Política cero

Nelson Mandela y el cobalto 60

La muerte de Nelson Mandela, al que no se le pueden escatimar ni sus logros, luchas, sacrificios y profundo sentido social, generó una reacción sentida, de homenaje, pero sobre todo de oportunismo de la más baja estofa. Ahora resulta que todos son expertos en Mandela, todos tienen una anécdota con él y el que más el que menos tiene el derecho histórico de llamarlo Madiba. Una cosa bastante espeluznante que suele reiterarse cada vez que una gran figura fallece. Debían de ser como Mancera, que están para administrar una ciudad y no una imagen.

Interesante que los conservadores de hoy se decanten en alabanzas por los revolucionarios de ayer. Incluso si Mandela decante en México de seguro sería acusado de anarquista que no sabe valorar las maravillas del capitalismo salvaje. Ya me imagino a los intelectuales liberales acusándolo de antipatriota y exigiendo que le caigan los granaderos. No se diga a nuestros demócratas adictos a la re-re-represión pidiendo que por las vías de la insaculación se le aplique terapia con cobalto 60.

Y como el que googlea primero entra a la Wikipedia dos veces, pues hasta a quienes se les podría considerar como portadores de una ignorancia enciclopédica, evocaban la figura magistral de este gran luchador contra la segregación y la democracia. Incluso aquellos que hoy mismo desde todas las tribunas posibles lo condenarían por hacer mítines, marchas y plantones, señalaban con vigor y admiración su espíritu de sacrificio, capacidad de lucha y la porfía con la que retó al sistema, el autoritarismo, con el poder de la sublevación y la inconformidad.

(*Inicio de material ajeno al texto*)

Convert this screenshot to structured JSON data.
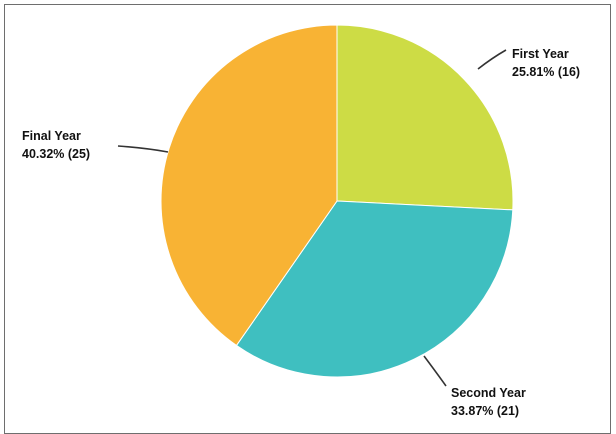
{
  "chart_data": {
    "type": "pie",
    "title": "",
    "slices": [
      {
        "name": "First Year",
        "label": "25.81% (16)",
        "percent": 25.81,
        "value": 16,
        "color": "#cddc45"
      },
      {
        "name": "Second Year",
        "label": "33.87% (21)",
        "percent": 33.87,
        "value": 21,
        "color": "#3fbfc0"
      },
      {
        "name": "Final Year",
        "label": "40.32% (25)",
        "percent": 40.32,
        "value": 25,
        "color": "#f8b334"
      }
    ],
    "start": "top (12 o'clock), clockwise",
    "legend": "none (direct labels with leader lines)"
  }
}
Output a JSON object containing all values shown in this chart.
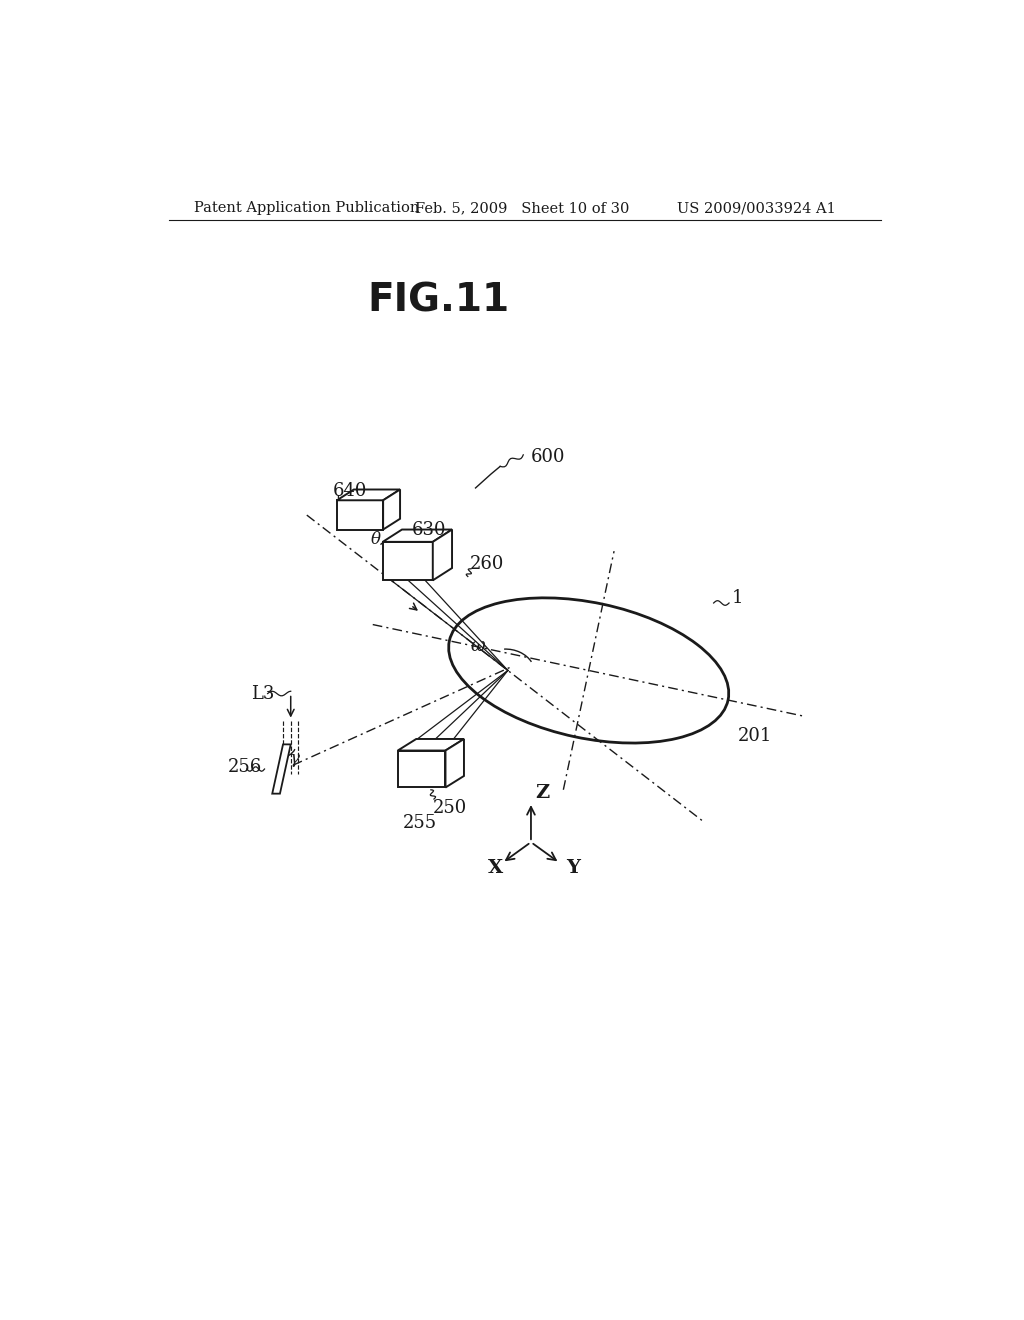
{
  "title": "FIG.11",
  "header_left": "Patent Application Publication",
  "header_mid": "Feb. 5, 2009   Sheet 10 of 30",
  "header_right": "US 2009/0033924 A1",
  "bg_color": "#ffffff",
  "line_color": "#1a1a1a",
  "label_600": "600",
  "label_640": "640",
  "label_630": "630",
  "label_260": "260",
  "label_1": "1",
  "label_L3": "L3",
  "label_256": "256",
  "label_gamma": "γ",
  "label_250": "250",
  "label_255": "255",
  "label_201": "201",
  "label_omega": "ω",
  "label_theta": "θ",
  "label_X": "X",
  "label_Y": "Y",
  "label_Z": "Z"
}
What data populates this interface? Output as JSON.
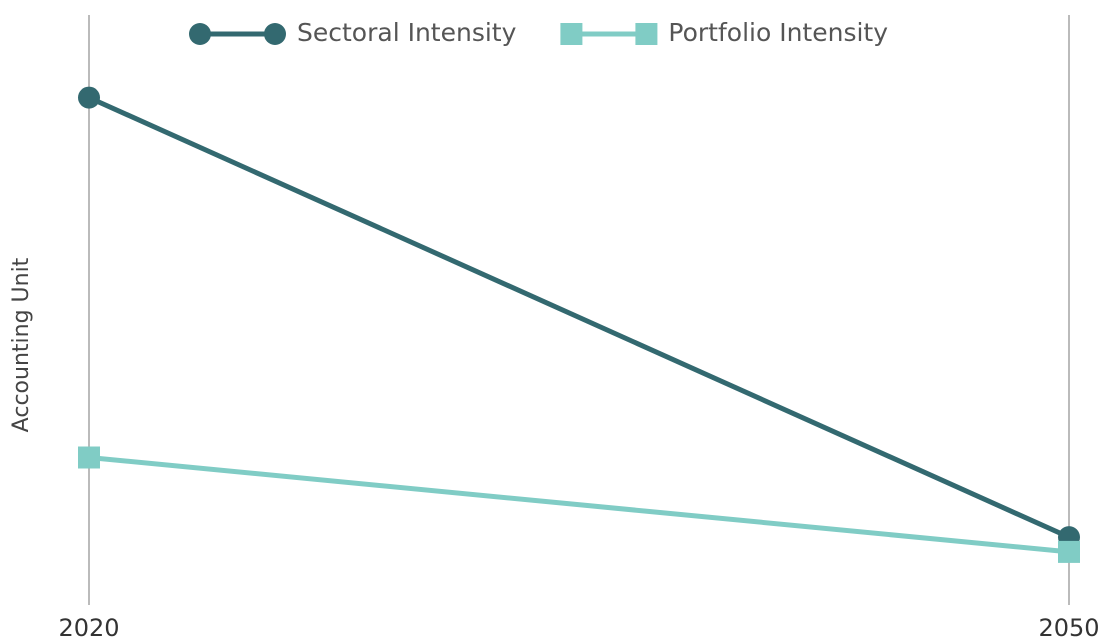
{
  "chart_data": {
    "type": "line",
    "y_label": "Accounting Unit",
    "x": [
      2020,
      2050
    ],
    "xlim": [
      2020,
      2050
    ],
    "xticks": [
      2020,
      2050
    ],
    "ylim": [
      0,
      100
    ],
    "series": [
      {
        "name": "Sectoral Intensity",
        "color": "#336970",
        "marker": "circle",
        "values": [
          86,
          11.5
        ]
      },
      {
        "name": "Portfolio Intensity",
        "color": "#80ccc5",
        "marker": "square",
        "values": [
          25,
          9
        ]
      }
    ],
    "legend": "top"
  }
}
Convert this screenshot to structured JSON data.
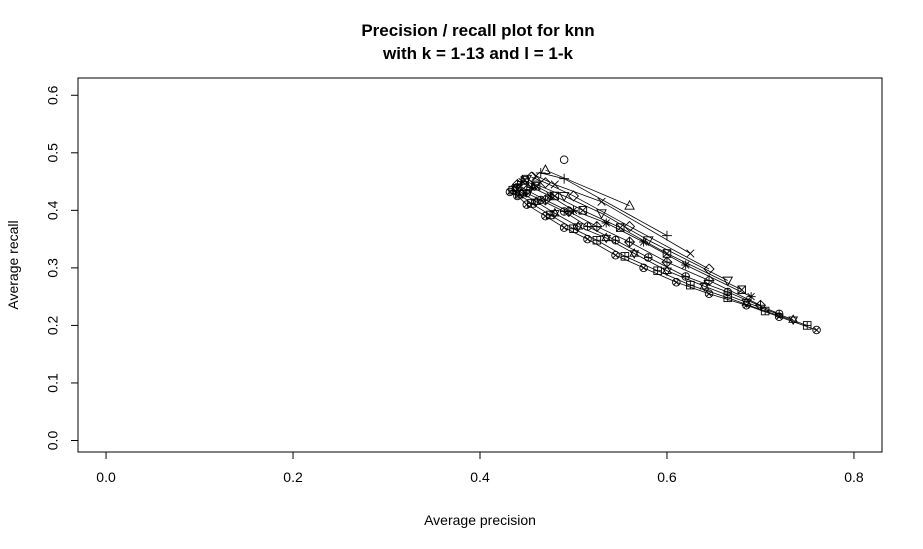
{
  "chart_data": {
    "type": "scatter",
    "title_line1": "Precision / recall plot for knn",
    "title_line2": "with k = 1-13 and l = 1-k",
    "xlabel": "Average precision",
    "ylabel": "Average recall",
    "xlim": [
      -0.03,
      0.83
    ],
    "ylim": [
      -0.02,
      0.63
    ],
    "x_ticks": [
      0.0,
      0.2,
      0.4,
      0.6,
      0.8
    ],
    "x_tick_labels": [
      "0.0",
      "0.2",
      "0.4",
      "0.6",
      "0.8"
    ],
    "y_ticks": [
      0.0,
      0.1,
      0.2,
      0.3,
      0.4,
      0.5,
      0.6
    ],
    "y_tick_labels": [
      "0.0",
      "0.1",
      "0.2",
      "0.3",
      "0.4",
      "0.5",
      "0.6"
    ],
    "grid": false,
    "legend": "none",
    "series": [
      {
        "k": 1,
        "symbol": "circle",
        "points": [
          [
            0.49,
            0.488
          ]
        ]
      },
      {
        "k": 2,
        "symbol": "triangle",
        "points": [
          [
            0.47,
            0.47
          ],
          [
            0.56,
            0.408
          ]
        ]
      },
      {
        "k": 3,
        "symbol": "plus",
        "points": [
          [
            0.465,
            0.465
          ],
          [
            0.49,
            0.455
          ],
          [
            0.6,
            0.356
          ]
        ]
      },
      {
        "k": 4,
        "symbol": "cross",
        "points": [
          [
            0.46,
            0.46
          ],
          [
            0.48,
            0.445
          ],
          [
            0.53,
            0.415
          ],
          [
            0.625,
            0.325
          ]
        ]
      },
      {
        "k": 5,
        "symbol": "diamond",
        "points": [
          [
            0.455,
            0.458
          ],
          [
            0.47,
            0.448
          ],
          [
            0.5,
            0.425
          ],
          [
            0.56,
            0.372
          ],
          [
            0.645,
            0.298
          ]
        ]
      },
      {
        "k": 6,
        "symbol": "triangle-down",
        "points": [
          [
            0.45,
            0.455
          ],
          [
            0.46,
            0.445
          ],
          [
            0.49,
            0.425
          ],
          [
            0.53,
            0.395
          ],
          [
            0.58,
            0.348
          ],
          [
            0.665,
            0.278
          ]
        ]
      },
      {
        "k": 7,
        "symbol": "square-x",
        "points": [
          [
            0.448,
            0.452
          ],
          [
            0.46,
            0.442
          ],
          [
            0.48,
            0.425
          ],
          [
            0.51,
            0.4
          ],
          [
            0.55,
            0.37
          ],
          [
            0.6,
            0.325
          ],
          [
            0.68,
            0.262
          ]
        ]
      },
      {
        "k": 8,
        "symbol": "asterisk",
        "points": [
          [
            0.445,
            0.45
          ],
          [
            0.455,
            0.44
          ],
          [
            0.475,
            0.425
          ],
          [
            0.5,
            0.4
          ],
          [
            0.535,
            0.378
          ],
          [
            0.575,
            0.345
          ],
          [
            0.62,
            0.305
          ],
          [
            0.69,
            0.25
          ]
        ]
      },
      {
        "k": 9,
        "symbol": "diamond-plus",
        "points": [
          [
            0.44,
            0.445
          ],
          [
            0.45,
            0.435
          ],
          [
            0.47,
            0.418
          ],
          [
            0.495,
            0.398
          ],
          [
            0.525,
            0.372
          ],
          [
            0.56,
            0.345
          ],
          [
            0.6,
            0.31
          ],
          [
            0.645,
            0.278
          ],
          [
            0.7,
            0.235
          ]
        ]
      },
      {
        "k": 10,
        "symbol": "circle-plus",
        "points": [
          [
            0.44,
            0.44
          ],
          [
            0.45,
            0.43
          ],
          [
            0.465,
            0.418
          ],
          [
            0.49,
            0.398
          ],
          [
            0.515,
            0.372
          ],
          [
            0.545,
            0.348
          ],
          [
            0.58,
            0.318
          ],
          [
            0.62,
            0.285
          ],
          [
            0.665,
            0.258
          ],
          [
            0.72,
            0.22
          ]
        ]
      },
      {
        "k": 11,
        "symbol": "star",
        "points": [
          [
            0.438,
            0.438
          ],
          [
            0.445,
            0.43
          ],
          [
            0.46,
            0.415
          ],
          [
            0.48,
            0.395
          ],
          [
            0.505,
            0.372
          ],
          [
            0.535,
            0.352
          ],
          [
            0.565,
            0.325
          ],
          [
            0.6,
            0.295
          ],
          [
            0.64,
            0.268
          ],
          [
            0.685,
            0.24
          ],
          [
            0.735,
            0.21
          ]
        ]
      },
      {
        "k": 12,
        "symbol": "square-plus",
        "points": [
          [
            0.435,
            0.435
          ],
          [
            0.442,
            0.428
          ],
          [
            0.455,
            0.412
          ],
          [
            0.475,
            0.392
          ],
          [
            0.5,
            0.368
          ],
          [
            0.525,
            0.348
          ],
          [
            0.555,
            0.32
          ],
          [
            0.59,
            0.295
          ],
          [
            0.625,
            0.27
          ],
          [
            0.665,
            0.248
          ],
          [
            0.705,
            0.225
          ],
          [
            0.75,
            0.2
          ]
        ]
      },
      {
        "k": 13,
        "symbol": "circle-x",
        "points": [
          [
            0.432,
            0.432
          ],
          [
            0.44,
            0.425
          ],
          [
            0.45,
            0.41
          ],
          [
            0.47,
            0.39
          ],
          [
            0.49,
            0.37
          ],
          [
            0.515,
            0.35
          ],
          [
            0.545,
            0.322
          ],
          [
            0.575,
            0.3
          ],
          [
            0.61,
            0.275
          ],
          [
            0.645,
            0.255
          ],
          [
            0.685,
            0.235
          ],
          [
            0.72,
            0.215
          ],
          [
            0.76,
            0.192
          ]
        ]
      }
    ]
  }
}
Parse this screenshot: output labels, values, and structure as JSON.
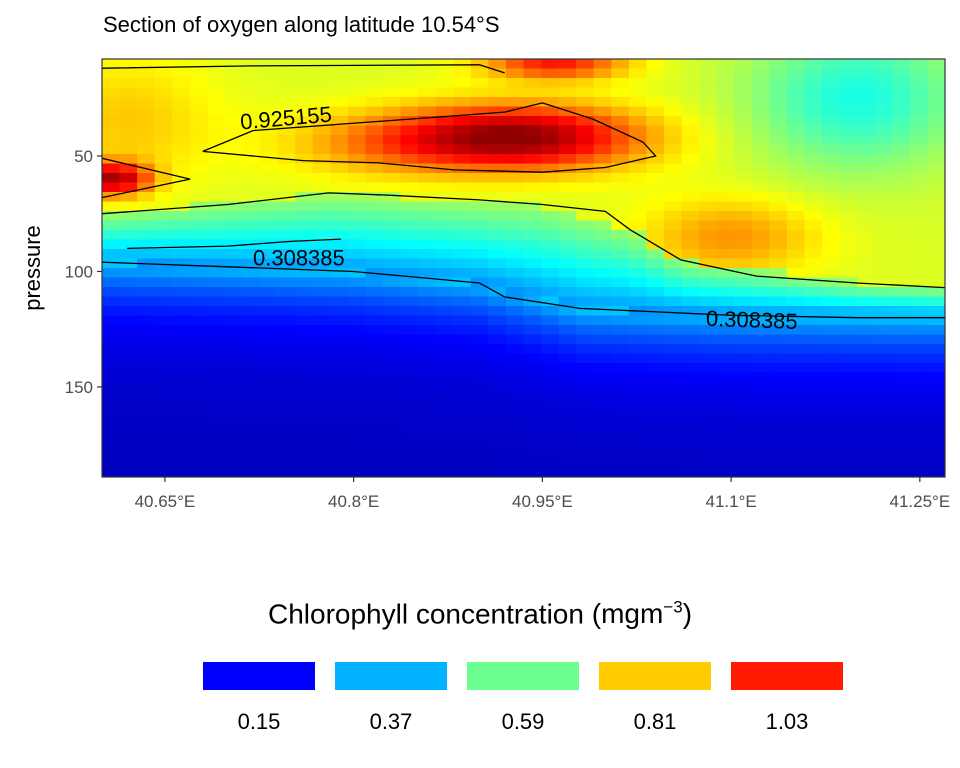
{
  "chart_data": {
    "type": "heatmap",
    "title": "Section of oxygen along latitude 10.54°S",
    "xlabel": "",
    "ylabel": "pressure",
    "x_ticks": [
      {
        "value": 40.65,
        "label": "40.65°E"
      },
      {
        "value": 40.8,
        "label": "40.8°E"
      },
      {
        "value": 40.95,
        "label": "40.95°E"
      },
      {
        "value": 41.1,
        "label": "41.1°E"
      },
      {
        "value": 41.25,
        "label": "41.25°E"
      }
    ],
    "y_ticks": [
      {
        "value": 50,
        "label": "50"
      },
      {
        "value": 100,
        "label": "100"
      },
      {
        "value": 150,
        "label": "150"
      }
    ],
    "xlim": [
      40.6,
      41.27
    ],
    "ylim": [
      189,
      8
    ],
    "y_reversed": true,
    "grid": false,
    "contours": [
      {
        "level": 0.925155,
        "label": "0.925155",
        "lines": [
          [
            [
              40.6,
              12
            ],
            [
              40.72,
              11
            ],
            [
              40.9,
              10.5
            ],
            [
              40.92,
              14
            ]
          ],
          [
            [
              40.68,
              48
            ],
            [
              40.72,
              39
            ],
            [
              40.82,
              35
            ],
            [
              40.92,
              31
            ],
            [
              40.95,
              27
            ],
            [
              40.99,
              34
            ],
            [
              41.03,
              44
            ],
            [
              41.04,
              50
            ],
            [
              41.0,
              55
            ],
            [
              40.95,
              57
            ],
            [
              40.88,
              56
            ],
            [
              40.82,
              53
            ],
            [
              40.76,
              52
            ],
            [
              40.68,
              48
            ]
          ],
          [
            [
              40.6,
              51
            ],
            [
              40.67,
              60
            ],
            [
              40.6,
              68
            ]
          ]
        ]
      },
      {
        "level": 0.308385,
        "label": "0.308385",
        "lines": [
          [
            [
              40.6,
              75
            ],
            [
              40.7,
              71
            ],
            [
              40.78,
              66
            ],
            [
              40.83,
              67
            ],
            [
              40.9,
              69
            ],
            [
              40.95,
              71
            ],
            [
              41.0,
              74
            ],
            [
              41.02,
              82
            ],
            [
              41.06,
              95
            ],
            [
              41.12,
              102
            ],
            [
              41.2,
              105
            ],
            [
              41.27,
              107
            ]
          ],
          [
            [
              40.62,
              90
            ],
            [
              40.7,
              89
            ],
            [
              40.75,
              87
            ],
            [
              40.79,
              86
            ]
          ],
          [
            [
              40.6,
              96
            ],
            [
              40.7,
              98
            ],
            [
              40.8,
              100
            ],
            [
              40.9,
              105
            ],
            [
              40.92,
              111
            ],
            [
              40.98,
              116
            ],
            [
              41.1,
              119
            ],
            [
              41.2,
              120
            ],
            [
              41.27,
              120
            ]
          ]
        ]
      }
    ],
    "field_features": [
      {
        "kind": "max",
        "x": 40.94,
        "y": 43,
        "value": 1.1
      },
      {
        "kind": "max",
        "x": 40.61,
        "y": 61,
        "value": 1.03
      },
      {
        "kind": "max",
        "x": 40.95,
        "y": 10,
        "value": 1.0
      },
      {
        "kind": "max",
        "x": 41.1,
        "y": 88,
        "value": 0.95
      },
      {
        "kind": "min",
        "x": 41.2,
        "y": 20,
        "value": 0.4
      },
      {
        "kind": "min",
        "x": 40.92,
        "y": 170,
        "value": 0.06
      }
    ],
    "legend": {
      "title_prefix": "Chlorophyll concentration",
      "title_unit_base": "mgm",
      "title_unit_exp": "−3",
      "placement": "bottom",
      "breaks": [
        {
          "value": "0.15",
          "color": "#0000ff"
        },
        {
          "value": "0.37",
          "color": "#00b2ff"
        },
        {
          "value": "0.59",
          "color": "#6bff8f"
        },
        {
          "value": "0.81",
          "color": "#ffcc00"
        },
        {
          "value": "1.03",
          "color": "#ff1a00"
        }
      ]
    },
    "colorscale": [
      "#00008f",
      "#0000ff",
      "#007fff",
      "#00ffff",
      "#7fff7f",
      "#ffff00",
      "#ff7f00",
      "#ff0000",
      "#8f0000"
    ],
    "colorscale_range": [
      0.0,
      1.15
    ]
  }
}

Algo solo comparable con aquellos que a pesar de las evidencias no quisieron reconocer que al América le salió barato el kilo de árbitro en el partido contra el Toluca. Bueno, parecen más honorables los bombos del sorteo de la FIFA para el Mundial. Una cosa que ha dejado muy maltratados a los de la Femexfut, que por alguna extraña razón esperaban que en el grupo de los ratones verdes también estuviera Nueva Zelanda.

Por un momento parecía que Justino Compeán iba objetarlo todo como los diputados perredistas hicieron con las observaciones a la reforma política. O sea, no querían particularmente que Murillo Karam pasarán de procurador a fiscal. Digo, ni que fuera como Marisela Morales y ya me lo quieren correr.

Están peor que los del Consejo Coordinador Empresarial que le exigen a Peña Nieto más y mejor seguridad. Y nomás les faltaba citar a Mandela. No hay derecho.